Can Be Easy For First Time Credit Card Holders
The process of building credit can be a nightmare for those people that might have made some less than intelligent financial decisions in the past. The last thing that many people building their credit want is that of an incredibly high interest rate for their first card. Petal is a great example of a company that offers new credit card holders a reasonable rate as they do not consider past credit issues. Building credit could not be more important as many people will need a decent credit score to be considered for larger loans like that of a mortgage.
Using Untraditional Data To Assess Risk
Fintech companies are not required to use traditional data in order to assess risk of lending a borrower money. Certain lenders have their own custom algorithm that they use in order to get an idea of whether someone will pay the loan back. These Fintech companies that work with these algorithms can allow predictive analytics to thrive as there is no one way to qualify someone for a loan. As a small business owner that might not be as qualified to receive a low interest rate could be more than qualified as things like business plans can be taken into consideration.

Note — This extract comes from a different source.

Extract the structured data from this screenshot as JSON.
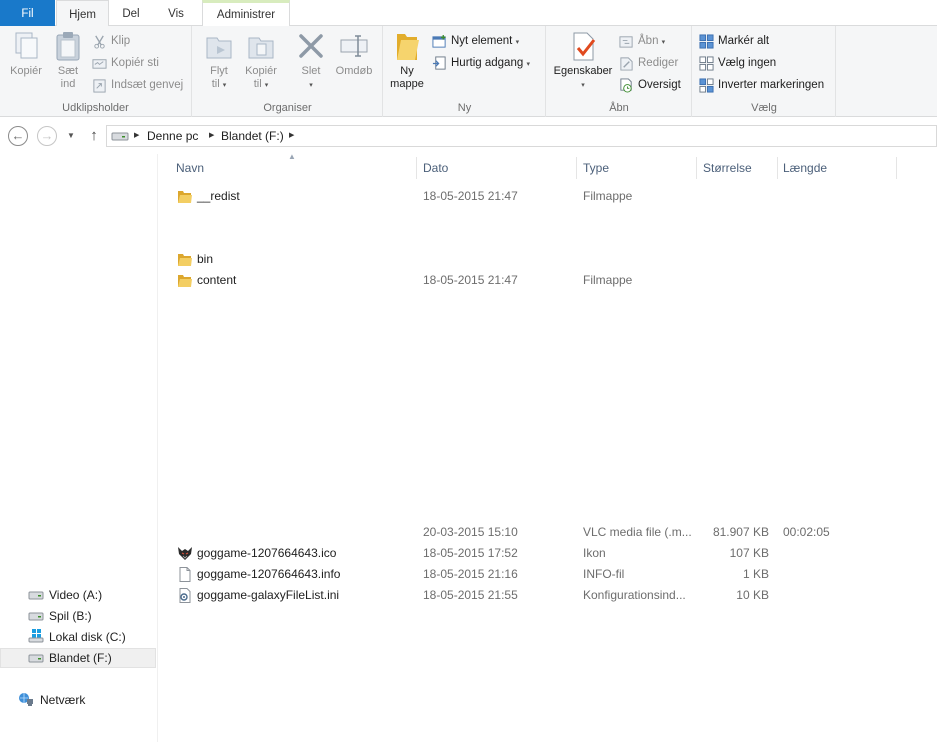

Peer To Peer Lending Platforms
Managing your credit cards while in debt can be difficult which has given rise to lending platforms that rely on a peer to peer lending process. This does not require a borrower to know the lender as there are platforms that help make this process as seamless as possible. The lender makes money through interest being charged and credit scores are not usually viewed. The most important part of this process is proving that a business model for a small businesses will yield profits. For this reason getting together earnings as well as realistic projections can help convince a lender to go through with the loan.
Setting up a less than traditional repayment system for a credit card debt can be extremely valuable to the customer as finances fluctuate for many people. This can help the credit card sector in a few ways as it can make debt collection much easier as the customer appreciates the willingness of the company to work with them on a custom repayment basis. The last thing a credit card company wants is a customer to switch credit cards after repayment due to a poor experience with the debt collection team. Fintech companies that offer custom lending plans have an advantage over traditional lending as not all basic loan plans will work for all customers.

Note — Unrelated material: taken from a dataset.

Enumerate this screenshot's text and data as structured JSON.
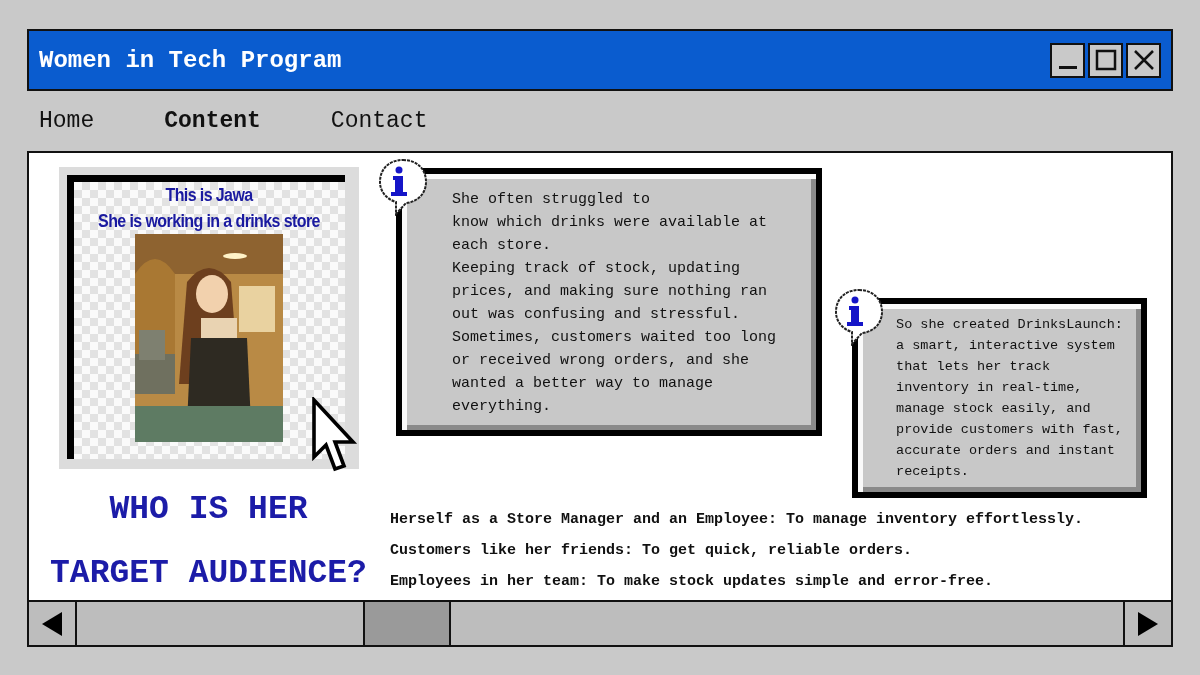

Offers In A Variety of Niches
Fintech companies allow customers to take out loans for a variety of reasons. This can offer loans in the student loan, mortgage, and small business sectors. Allowing customers that might not have qualified for a traditional loan to borrow helps increase the size of the market by increasing the number of customers that could receive a loan. Business lines of credit are also quite popular in this space along with factor loans which can be quite useful for a company that needs help with cash flow until clients have paid their invoices.
The credit card sector has found its savior in Fintech companies as it will have to adjust to what customers want. The days of the credit card companies dictating lending policies looks to be fading away as custom loans and repayment plans empower the consumer!